- Title: [SW News] (UN - Reuters) UN Accords to Protect Kids Against War, Sex Abuse
- From: []
- Date: [Friday, May 26, 2000 1:08 AM EST ]
UN Accords to Protect Kids Against
War, Sex Abuse
Story Filed: Friday, May 26, 2000 1:08 AM EST
UNITED NATIONS (Reuters) - The United Nations adopted two new agreements designed to
protect children from sexual exploitation and being forced to fight in wars.
Two optional protocols, or additions, to the 1989 Convention on the Rights of the Child
were approved by the General Assembly without a vote.
States signing the protocols, which were adopted Thursday, would have to ensure no one
under the age of 18 takes direct part in war or is forcibly recruited, and to take action
to prohibit the sale of children, child prostitution and child pornography.
The two protocols, recommended to the General Assembly by the U.N. Economic and Social
Council, will be opened for signature at a special General Assembly session on gender
equality, development and peace from June 5-9.
They will also be available for signature at a World Summit for social development in
Geneva from June 26-30 and at a U.N. Millennium Summit in New York from Sept. 6-8.

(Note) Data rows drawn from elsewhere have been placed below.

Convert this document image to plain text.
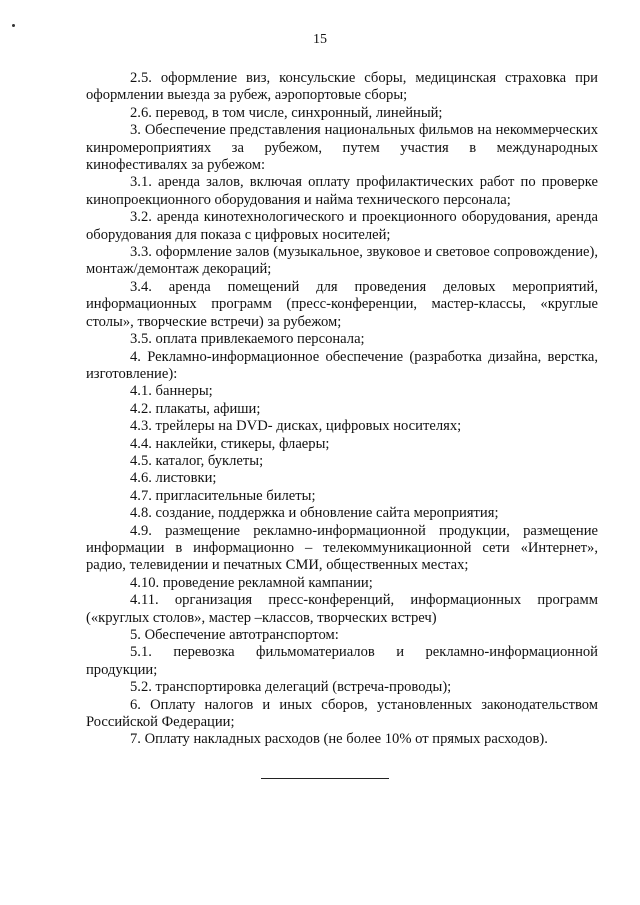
15

2.5. оформление виз, консульские сборы, медицинская страховка при оформлении выезда за рубеж, аэропортовые сборы;

2.6. перевод, в том числе, синхронный, линейный;

3. Обеспечение представления национальных фильмов на некоммерческих кинромероприятиях за рубежом, путем участия в международных кинофестивалях за рубежом:

3.1. аренда залов, включая оплату профилактических работ по проверке кинопроекционного оборудования и найма технического персонала;

3.2. аренда кинотехнологического и проекционного оборудования, аренда оборудования для показа с цифровых носителей;

3.3. оформление залов (музыкальное, звуковое и световое сопровождение), монтаж/демонтаж декораций;

3.4. аренда помещений для проведения деловых мероприятий, информационных программ (пресс-конференции, мастер-классы, «круглые столы», творческие встречи) за рубежом;

3.5. оплата привлекаемого персонала;

4. Рекламно-информационное обеспечение (разработка дизайна, верстка, изготовление):

4.1. баннеры;

4.2. плакаты, афиши;

4.3. трейлеры на DVD- дисках, цифровых носителях;

4.4. наклейки, стикеры, флаеры;

4.5. каталог, буклеты;

4.6. листовки;

4.7. пригласительные билеты;

4.8. создание, поддержка и обновление сайта мероприятия;

4.9. размещение рекламно-информационной продукции, размещение информации в информационно – телекоммуникационной сети «Интернет», радио, телевидении и печатных СМИ, общественных местах;

4.10. проведение рекламной кампании;

4.11. организация пресс-конференций, информационных программ («круглых столов», мастер –классов, творческих встреч)

5. Обеспечение автотранспортом:

5.1. перевозка фильмоматериалов и рекламно-информационной продукции;

5.2. транспортировка делегаций (встреча-проводы);

6. Оплату налогов и иных сборов, установленных законодательством Российской Федерации;

7. Оплату накладных расходов (не более 10% от прямых расходов).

The two protocols may be signed by any country that has ratified or signed the
Convention on the Rights of the Child.
Only Somalia and the United States -- mainly
due to opposition in Congress -- have so far failed to ratify the Convention. But since
Washington has signed it, the United States may still become a party to the two optional
protocols.
The one aimed at protecting children in armed conflict says states ``shall take all
feasible measures to ensure that members of their armed forces who have not attained the
age of 18 years do not take a direct part in hostilities.''
They must also ensure that those under 18 ``are not compulsorily recruited into their
armed forces.''
This is an advance on the Convention on the Rights of the Child, which sets 15 as the
minimum age.
The protocol also says governments must ensure that armed groups distinct from the
state's armed forces ``should not, under any circumstances, recruit or use in
hostilities'' persons under the age of 18.
The protocol designed to protect children against sexual and other abuse would require
states to ensure their criminal law covers a range of activities harmful to children,
whether the offences are committed domestically or transnationally, or on an individual or
organized basis.
The offenses include offering or accepting a child for sexual exploitation,
transferring its organs for profit, or engaging a child in forced labor.
Also covered would be offering or obtaining a child for child prostitution, and
producing, disseminating, selling or possessing child pornography for those purposes.